Forum Moderators: open

Message Too Old, No Replies

Keyword Building - extracting duplicates?

Question about how to get rid of duplicate words in a large text file.

         

Jozsef_Poor

1:27 am on Jun 27, 2003 (gmt 0)

10+ Year Member



Hello all,

I have recently used a Meta extractor and ended up with all the keywords used on John Lewis's website. The problem is now I have all the keywords, but each has repeated at least a hundreds of times after grabbing nearly 500,000 links. Is there a tool that would only keep a single copy of each keyword or phrase within a huge text file? I have been doing Ctrl-H with replace all option, but this seems nuff!
It must be a better way. Can you please help me out here?

Cheers,
JOe

Robino

1:32 am on Jun 27, 2003 (gmt 0)

WebmasterWorld Senior Member 10+ Year Member



500,000 seriously?

Jozsef_Poor

1:59 am on Jun 27, 2003 (gmt 0)

10+ Year Member



I know :o(
It's a drag and there's 600 more merchants to progress.
J

Robino

2:28 am on Jun 27, 2003 (gmt 0)

WebmasterWorld Senior Member 10+ Year Member



That smells! I would break them down into smaller tables and start chipping away there.

Jozsef_Poor

6:50 am on Jun 27, 2003 (gmt 0)

10+ Year Member



Smells? Oh yeah! You bet.
Working on an Intel PIV, but these tasks bringing the whole thing on its knees.
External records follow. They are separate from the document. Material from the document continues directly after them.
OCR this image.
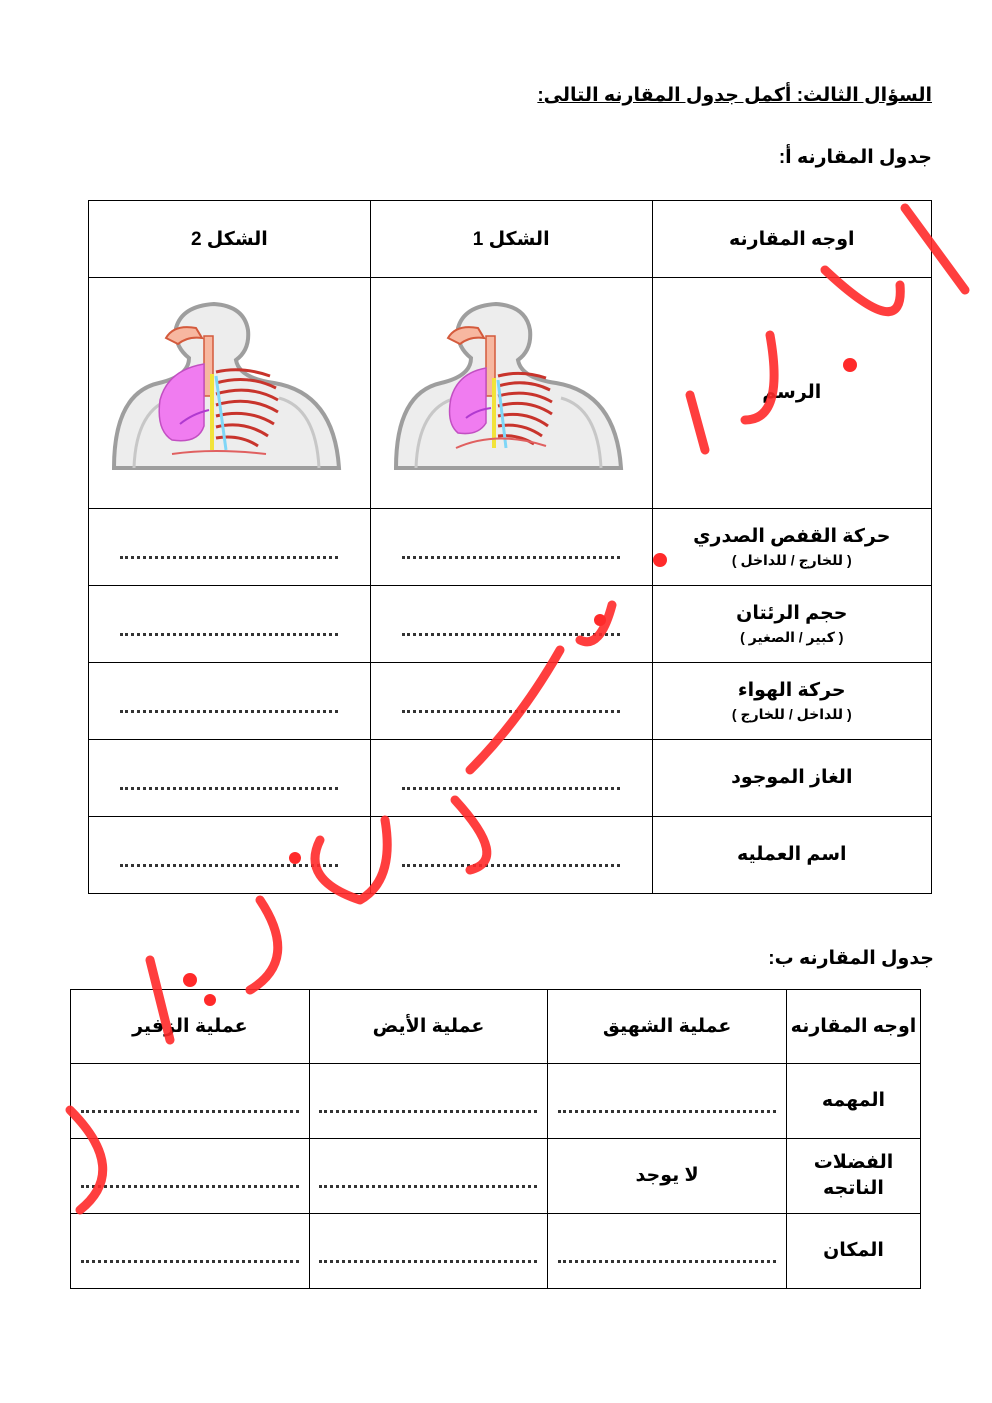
السؤال الثالث: أكمل جدول المقارنه التالى:
جدول المقارنه أ:
اوجه المقارنه	الشكل 1	الشكل 2
الرسم	

حركة القفص الصدري
( للخارج / للداخل )		

حجم الرئتان
( كبير / الصغير )		

حركة الهواء
( للداخل / للخارج )		

الغاز الموجود		

اسم العمليه		

جدول المقارنه ب:
اوجه المقارنه	عملية الشهيق	عملية الأيض	عملية الزفير
المهمه			
الفضلات الناتجه	لا يوجد		
المكان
I cannot believe that no one had this problem before i.e. filtering out multiple occurence of words/phrases before. There must be a way of doing this the 'human way'! C'mon som one, pls come forward with that life saver tool before I go totally potty...
J

Jozsef_Poor

7:09 am on Jun 27, 2003 (gmt 0)

10+ Year Member



By the way, for single words/keywords there's been one rather good (commercial) solution here: [softexe.com...]
It's a nag that one cannot do phrases though... :o(
J